Mechanical property comparisons for different heat treatments

Representative engineering stress–strain curves for AA7075 alloy after A1, DA, and TMDA2 treatments are given in Fig. 13. The tensile strength and 0.2% offset yield strength of AA7075 in all conditions studied (single aging, DA treatment, and TMDA treatment) are shown in Fig. 14. Overall, the TMDA2 treatment resulted in higher strength than either A1 or DA treatments, which is consistent with the hardness results. The TMDA treatment had the lowest ductility compared with the A1 and DA treatments, which is due to the large amount of cold work introduced between the two aging treatments. The DA treatment resulted in the lowest strength but the highest ductility (Fig. 15). Nevertheless, we believe the modest decrease in strength for the optimum DA treatment is acceptable given the overall acceleration of the thermal processing.

Fig. 13

Engineering stress–strain curves for AA7075 alloy after A1, DA, and TMDA2 treatments

Fig. 14

Yield and tensile strength of AA7075 alloy after A1, DA, and TMDA2 treatments

Fig. 15

Ductility of AA7075 alloy after A1, DA, and TMDA2 treatments

Summary and conclusions

This study has established that DA can be used to accelerate the kinetics of precipitation in AA7075 alloy to achieve peak hardness. The proposed mechanism is that the first aging treatment forms GP-zones and begins the transformation of these zones to η′, and the second accelerates the conversion of GP-zones to η′ in AA7075 alloy, thereby reducing the time to achieve peak hardness. The DA accelerates the kinetics of precipitation by continuing the precipitation of η′ from the GP-zones without changing the precipitate size, distribution, or morphology.

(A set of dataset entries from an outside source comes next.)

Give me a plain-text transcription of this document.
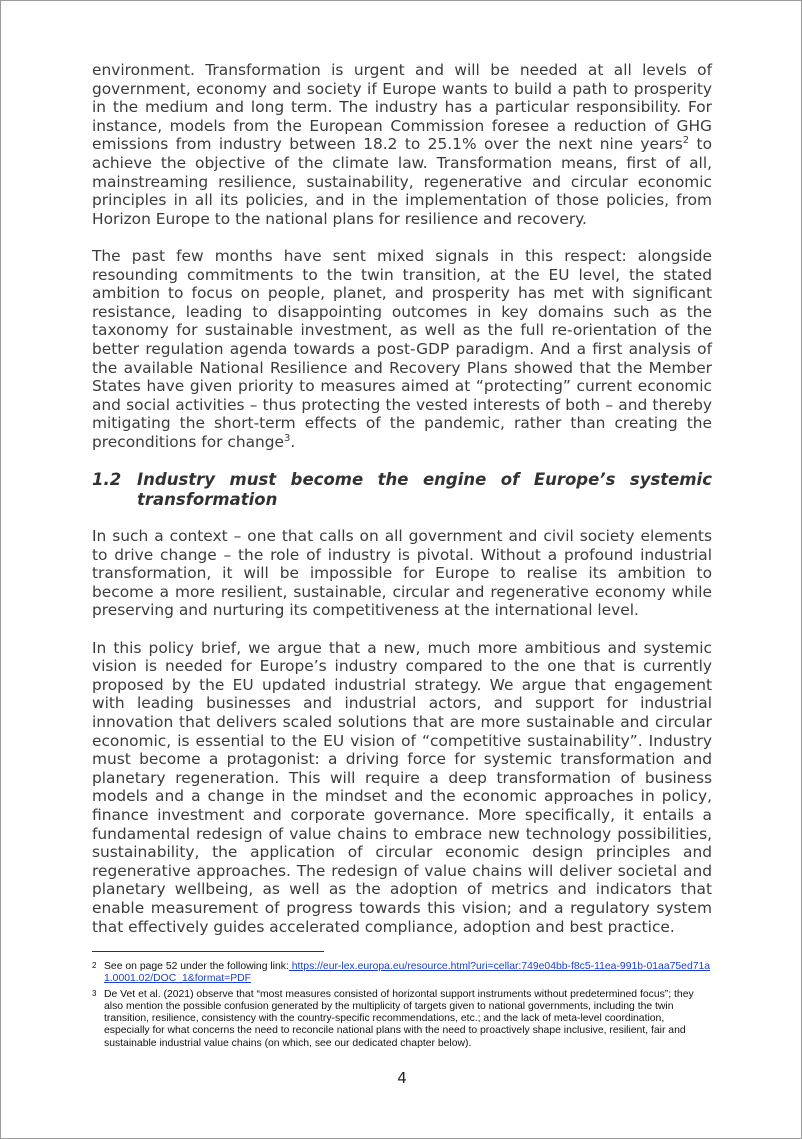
environment. Transformation is urgent and will be needed at all levels of government, economy and society if Europe wants to build a path to prosperity in the medium and long term. The industry has a particular responsibility. For instance, models from the European Commission foresee a reduction of GHG emissions from industry between 18.2 to 25.1% over the next nine years$^2$ to achieve the objective of the climate law. Transformation means, first of all, mainstreaming resilience, sustainability, regenerative and circular economic principles in all its policies, and in the implementation of those policies, from Horizon Europe to the national plans for resilience and recovery.

The past few months have sent mixed signals in this respect: alongside resounding commitments to the twin transition, at the EU level, the stated ambition to focus on people, planet, and prosperity has met with significant resistance, leading to disappointing outcomes in key domains such as the taxonomy for sustainable investment, as well as the full re-orientation of the better regulation agenda towards a post-GDP paradigm. And a first analysis of the available National Resilience and Recovery Plans showed that the Member States have given priority to measures aimed at “protecting” current economic and social activities – thus protecting the vested interests of both – and thereby mitigating the short-term effects of the pandemic, rather than creating the preconditions for change$^3$.

1.2 Industry must become the engine of Europe’s systemic transformation

In such a context – one that calls on all government and civil society elements to drive change – the role of industry is pivotal. Without a profound industrial transformation, it will be impossible for Europe to realise its ambition to become a more resilient, sustainable, circular and regenerative economy while preserving and nurturing its competitiveness at the international level.

In this policy brief, we argue that a new, much more ambitious and systemic vision is needed for Europe’s industry compared to the one that is currently proposed by the EU updated industrial strategy. We argue that engagement with leading businesses and industrial actors, and support for industrial innovation that delivers scaled solutions that are more sustainable and circular economic, is essential to the EU vision of “competitive sustainability”. Industry must become a protagonist: a driving force for systemic transformation and planetary regeneration. This will require a deep transformation of business models and a change in the mindset and the economic approaches in policy, finance investment and corporate governance. More specifically, it entails a fundamental redesign of value chains to embrace new technology possibilities, sustainability, the application of circular economic design principles and regenerative approaches. The redesign of value chains will deliver societal and planetary wellbeing, as well as the adoption of metrics and indicators that enable measurement of progress towards this vision; and a regulatory system that effectively guides accelerated compliance, adoption and best practice.

2 See on page 52 under the following link: https://eur-lex.europa.eu/resource.html?uri=cellar:749e04bb-f8c5-11ea-991b-01aa75ed71a1.0001.02/DOC_1&format=PDF
3 De Vet et al. (2021) observe that “most measures consisted of horizontal support instruments without predetermined focus”; they also mention the possible confusion generated by the multiplicity of targets given to national governments, including the twin transition, resilience, consistency with the country-specific recommendations, etc.; and the lack of meta-level coordination, especially for what concerns the need to reconcile national plans with the need to proactively shape inclusive, resilient, fair and sustainable industrial value chains (on which, see our dedicated chapter below).
4
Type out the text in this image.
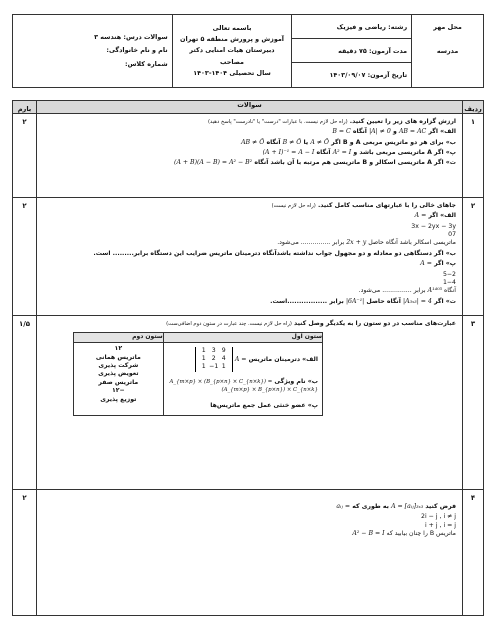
سوالات درس: هندسه ۳
نام و نام خانوادگی:
شماره کلاس:

باسمه تعالی
آموزش و پرورش منطقه ۵ تهران
دبیرستان هیات امنایی دکتر مصاحب
سال تحصیلی ۱۴۰۴-۱۴۰۳

رشته: ریاضی و فیزیک
مدت آزمون: ۷۵ دقیقه
تاریخ آزمون: ۱۴۰۳/۰۹/۰۷

محل مهر
مدرسه
بارم	سوالات	ردیف
۲	ارزش گزاره های زیر را تعیین کنید. (راه حل لازم نیست. با عبارات "درست" یا "نادرست" پاسخ دهید)

الف» اگر AB = AC و |A| ≠ 0 آنگاه B = C

ب» برای هر دو ماتریس مربعی A و B اگر A ≠ Ō یا B ≠ Ō آنگاه AB ≠ Ō

پ» اگر A ماتریسی مربعی باشد و A² = I آنگاه (A + I)⁻¹ = A − I

ت» اگر A ماتریسی اسکالر و B ماتریسی هم مرتبه با آن باشد آنگاه (A + B)(A − B) = A² − B²

	۱
۲	جاهای خالی را با عبارتهای مناسب کامل کنید. (راه حل لازم نیست)

الف» اگر A =

3x − 2yx − 3y
07
ماتریسی اسکالر باشد آنگاه حاصل 2x + y برابر ............... می‌شود.

ب» اگر دستگاهی دو معادله و دو مجهول جواب نداشته باشدآنگاه دترمینان ماتریس ضرایب این دستگاه برابر......... است.

پ» اگر A =

5−2
1−4
آنگاه A¹⁴⁰³ برابر ............... می‌شود.

ت» اگر |A₃ₓ₃| = 4 آنگاه حاصل |6A⁻¹| برابر .................است.

	۲
۱/۵	عبارت‌های مناسب در دو ستون را به یکدیگر وصل کنید (راه حل لازم نیست. چند عبارت در ستون دوم اضافی‌ست)

ستون اول	ستون دوم

الف» دترمینان ماتریس A =
1 3 9
1 2 4
1 −1 1
ب» نام ویژگی A_{m×p} × (B_{p×n} × C_{n×k}) = (A_{m×p} × B_{p×n}) × C_{n×k}
پ» عضو خنثی عمل جمع ماتریس‌ها

۱۲
ماتریس همانی
شرکت پذیری
تعویض پذیری
ماتریس صفر
−۱۲
توزیع پذیری
	۳
۲	

فرض کنید A = [aᵢⱼ]₃ₓ₃ به طوری که aᵢⱼ =

2i − j , i ≠ j
i + j , i = j
ماتریس B را چنان بیابید که A² − B = I

	۴
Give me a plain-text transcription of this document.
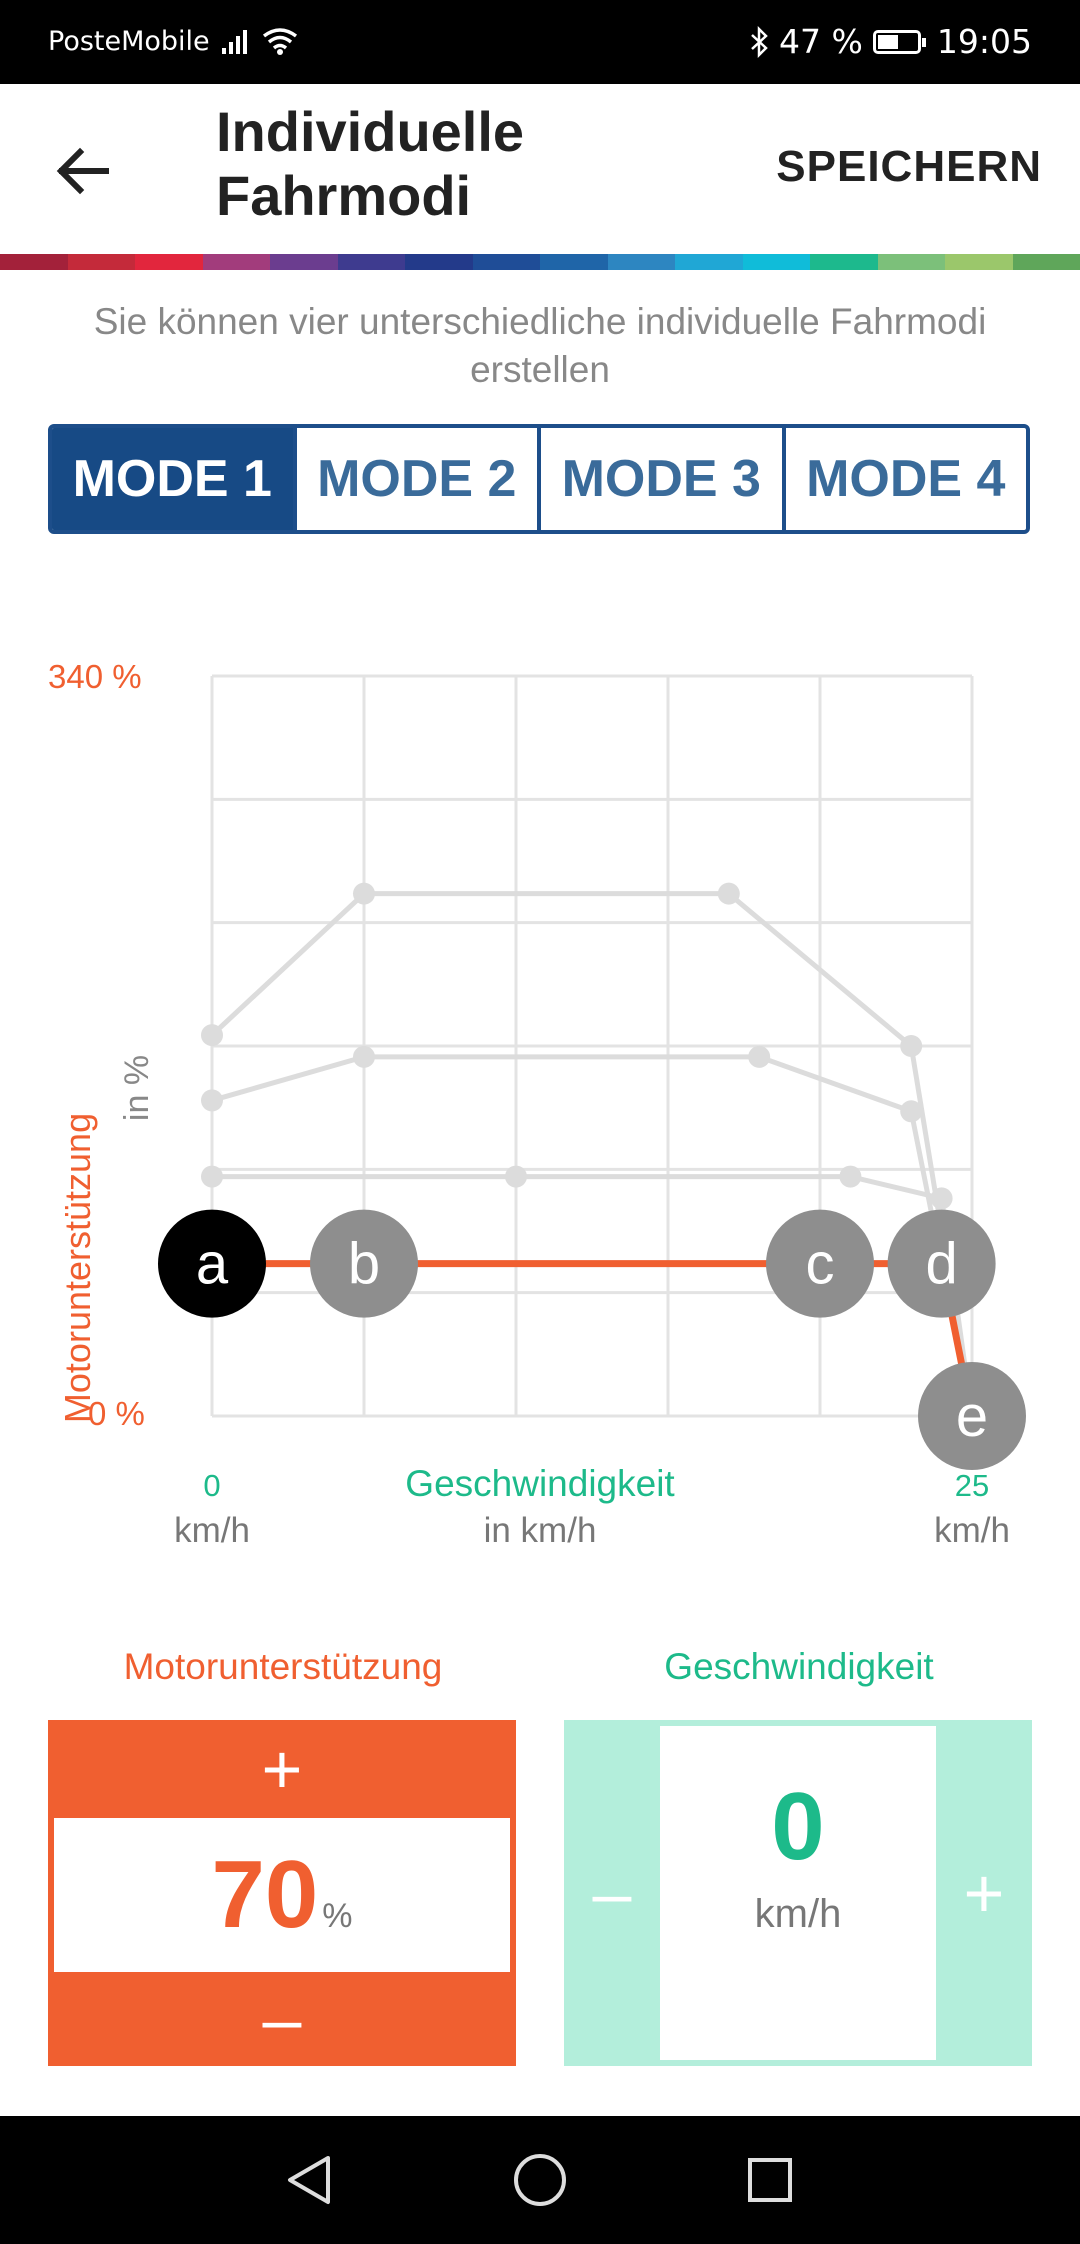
PosteMobile	47 % 19:05
Individuelle Fahrmodi	SPEICHERN
Sie können vier unterschiedliche individuelle Fahrmodi erstellen
MODE 1 MODE 2 MODE 3 MODE 4
a b	c d
e
340 %
0 %
Motorunterstützung
in %
0
km/h
Geschwindigkeit
in km/h
25
km/h
Motorunterstützung	Geschwindigkeit
+
70 %
–
–
0
km/h	+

The most important factor influencing the DA treatment in AA7075 alloy is the time of first aging. There is an optimum time which may vary with the composition of the alloy and temperature of first aging treatment. A higher second aging temperature accelerates the precipitation in AA7075, but it cannot be so high as to cause significant reduction in volume fraction of precipitates or dissolution of GP-zones.

AA7075 showed positive effects of the DA treatment, with the ductility being higher for the DA treatment and a less than 6% decrease in yield and tensile strength. Double aging this alloy to peak hardness results in a significantly reduced processing time from 48 to 2 h and such processing can lead to reduced energy and cost in production.

Thermomechanical double aging causes further acceleration of precipitation requiring only a total heat treatment time of 80 min. This results in an increase in hardness and strength in AA7075 alloy beyond the conventional aging procedure but the ductility is reduced relative to conventional single age or the DA heat treatments.